Bonjour, professeur Zhuang, j’ai reçu ceci il y a quelque temps. Pourriez-vous m’indiquer sa provenance

?

»

En entendant les paroles de Zhuang Rui, ce fut la cohue. Certains lui demandaient d'estimer leurs trésors, tandis que d'autres voulaient vendre les leurs. En un instant, le rez-de-chaussée du marché aux antiquités se transforma en un véritable capharnaüm, et même les personnes des deuxième et troisième étages furent prises d'inquiétude, tandis qu'une foule de plus en plus nombreuse s'y pressait.

Zhuang Rui était stupéfait par la scène. Il voulait simplement faire connaître son musée, qui n'avait pas encore ouvert ses portes, mais il ne s'attendait pas à un tel émoi. Même les grands et costauds gardes de sécurité avaient du mal à contenir la foule.

« Monsieur Zhuang, je suis Zhang Li, le gérant de ce marché d'antiquités. Je suis ravie de votre visite, mais c'est un peu en désordre ici. Pourrions-nous discuter ailleurs ? »

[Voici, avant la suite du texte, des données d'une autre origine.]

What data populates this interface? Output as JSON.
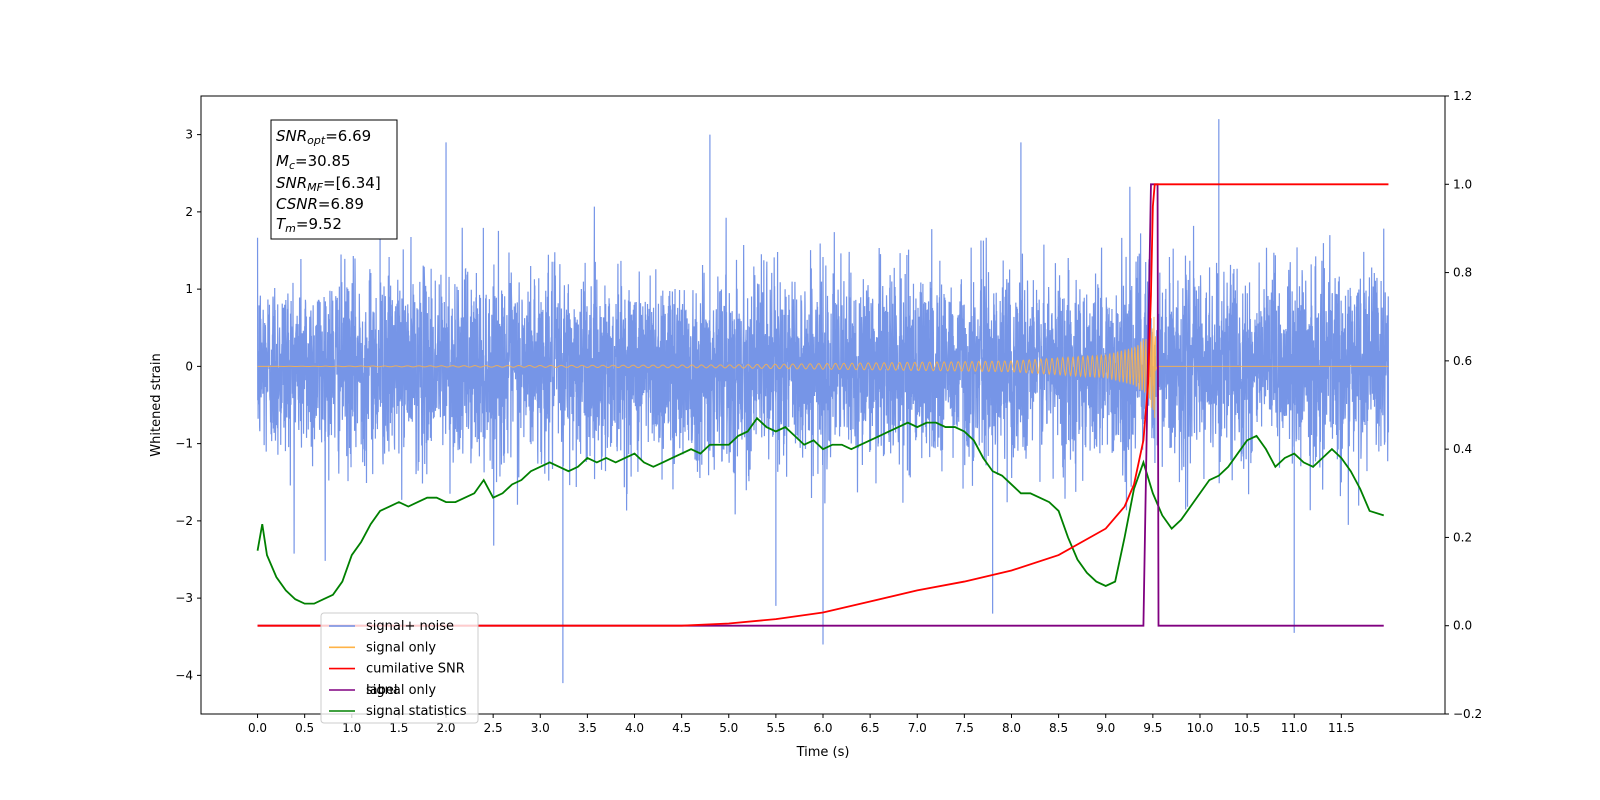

Alors que Zhuang Rui commençait à avoir le tournis à cause du bruit ambiant, un homme d'une quarantaine d'années se faufila à côté de lui. Malgré la climatisation du marché d'antiquités, son front était ruisselant de sueur, et il semblait lui aussi stupéfait par la scène.

« D'accord, d'accord, parlons ailleurs... »

Voyant que la foule devant lui était sur le point de perdre à nouveau le contrôle, Zhuang Rui renonça à promouvoir son musée. Entouré de plusieurs gardes du corps, il se dirigea vers son bureau.